Cualquiera que sea el juicio sobre la actuación de mi abuela, que corresponde a los historiadores, resulta innegable una aportación suya que ahora viene perfectamente al caso: la propuesta de “reconciliación nacional”, que se convirtió en el emblema político de su partido desde 1956. Puedo decir, por los recuerdos de mi madre, que Dolores apreció la necesidad de una reconciliación entre los españoles, una vez desaparecido Stalin en marzo de 1953. Sus palabras, por desgracia aún de actualidad, eran una exhortación a poner fin al enfrentamiento cainita, heredado de la contienda y de la dictadura de Franco: “Con nuestro llamamiento a la reconciliación nacional para imponer un nuevo rumbo a la política española, abrimos el camino a un reagrupamiento de las fuerzas nacionales interesadas en la realización de los cambios políticos que aseguren la continuidad política de España”. Había que acabar con “20 años de discordia, de espíritu de Guerra Civil”.
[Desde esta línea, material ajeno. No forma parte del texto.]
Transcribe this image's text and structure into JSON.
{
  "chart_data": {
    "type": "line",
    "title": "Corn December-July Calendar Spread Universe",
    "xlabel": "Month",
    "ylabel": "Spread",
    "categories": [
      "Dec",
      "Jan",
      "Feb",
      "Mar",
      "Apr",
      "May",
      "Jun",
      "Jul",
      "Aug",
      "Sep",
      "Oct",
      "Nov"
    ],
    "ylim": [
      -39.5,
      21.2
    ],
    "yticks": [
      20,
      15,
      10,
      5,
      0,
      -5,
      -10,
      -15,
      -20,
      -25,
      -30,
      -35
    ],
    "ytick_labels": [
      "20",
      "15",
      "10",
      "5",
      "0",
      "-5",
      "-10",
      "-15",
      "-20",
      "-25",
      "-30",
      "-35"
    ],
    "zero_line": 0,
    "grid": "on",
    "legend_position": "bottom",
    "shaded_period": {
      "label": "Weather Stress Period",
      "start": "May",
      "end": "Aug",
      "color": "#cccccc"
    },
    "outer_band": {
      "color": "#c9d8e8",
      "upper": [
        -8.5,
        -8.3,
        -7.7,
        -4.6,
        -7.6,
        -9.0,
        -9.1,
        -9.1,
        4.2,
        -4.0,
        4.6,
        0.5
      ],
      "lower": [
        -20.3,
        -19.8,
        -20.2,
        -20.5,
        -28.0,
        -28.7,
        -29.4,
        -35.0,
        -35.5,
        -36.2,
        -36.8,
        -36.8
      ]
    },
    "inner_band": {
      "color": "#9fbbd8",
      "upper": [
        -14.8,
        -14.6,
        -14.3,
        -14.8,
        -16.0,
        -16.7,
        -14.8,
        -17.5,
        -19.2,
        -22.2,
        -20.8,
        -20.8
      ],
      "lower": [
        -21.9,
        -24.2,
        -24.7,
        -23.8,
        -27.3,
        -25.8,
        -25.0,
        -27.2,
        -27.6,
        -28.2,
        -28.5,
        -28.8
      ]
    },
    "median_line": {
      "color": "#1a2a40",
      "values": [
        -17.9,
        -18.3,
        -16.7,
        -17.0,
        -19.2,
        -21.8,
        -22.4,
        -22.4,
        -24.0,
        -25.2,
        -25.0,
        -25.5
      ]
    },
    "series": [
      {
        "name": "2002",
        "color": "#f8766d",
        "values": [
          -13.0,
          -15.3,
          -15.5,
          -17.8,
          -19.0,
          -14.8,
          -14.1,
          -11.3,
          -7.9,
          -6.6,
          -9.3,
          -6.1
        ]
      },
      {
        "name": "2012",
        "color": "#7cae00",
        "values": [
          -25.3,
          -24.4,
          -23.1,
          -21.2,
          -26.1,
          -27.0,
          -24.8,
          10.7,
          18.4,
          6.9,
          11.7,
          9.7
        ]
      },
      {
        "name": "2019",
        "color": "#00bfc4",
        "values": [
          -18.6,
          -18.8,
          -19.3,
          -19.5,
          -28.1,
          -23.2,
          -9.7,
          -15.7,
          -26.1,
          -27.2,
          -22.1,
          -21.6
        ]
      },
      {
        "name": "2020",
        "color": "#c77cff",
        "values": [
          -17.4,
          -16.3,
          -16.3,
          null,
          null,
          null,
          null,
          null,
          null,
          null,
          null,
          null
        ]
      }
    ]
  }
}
La novedad del concepto fue tal, según contaba Manuel Azcárate, que los soviéticos no lo entendieron, si bien el hallazgo era lógico y respondía a la tradición cristiana subyacente a su pensamiento. Es lo que representó ya el discurso de despedida a las Brigadas Internacionales, pronunciado en Barcelona en noviembre de 1938: la esperanza en un porvenir de “paz, bienestar y libertad”, cuando el rencor se atenúe y “el orgullo de la patria libre sea sentido por todos los españoles”. Por todos.

“Reconciliación nacional” no era entonces para ella, ni debía ser ahora, un ejercicio de amnesia colectiva, sino un proyecto de futuro cuyo eje sería y es la cohesión de las fuerzas democráticas y el abandono del espíritu de revancha. Así lo hubiera querido también, y lo explicó de forma más extensa, Manuel Azaña. Siempre aquí es preciso volver a los recuerdos y a las admoniciones expresadas por Primo Levi, frente a la tentación de las jóvenes generaciones a ignorar lo ocurrido bajo el fascismo y endulzar la imagen de las dictaduras, mostrando su “verdadero rostro ilegal y sanguinario” de destrucción de la patria. La recusación del espíritu de revancha supone asimismo el reconocimiento de todos los actos de barbarie, quienquiera que los cometiese, pero obviamente procediendo a ponderar las responsabilidades, y la de los artífices de la guerra ha de figurar en primer plano. Esto no debiera irritar a nadie.

Lo más grave a mi juicio es que como síntoma, las profanaciones reflejan una atmósfera inducida de tensión, susceptible de desembocar en odio entre los españoles. Hace algún tiempo ya recordé la función humanizadora de los sepulcros. Antígona sigue vigente. Profanar las tumbas es un signo alarmante.

Dolores Ruiz-Ibárruri es nieta de Pasionaria.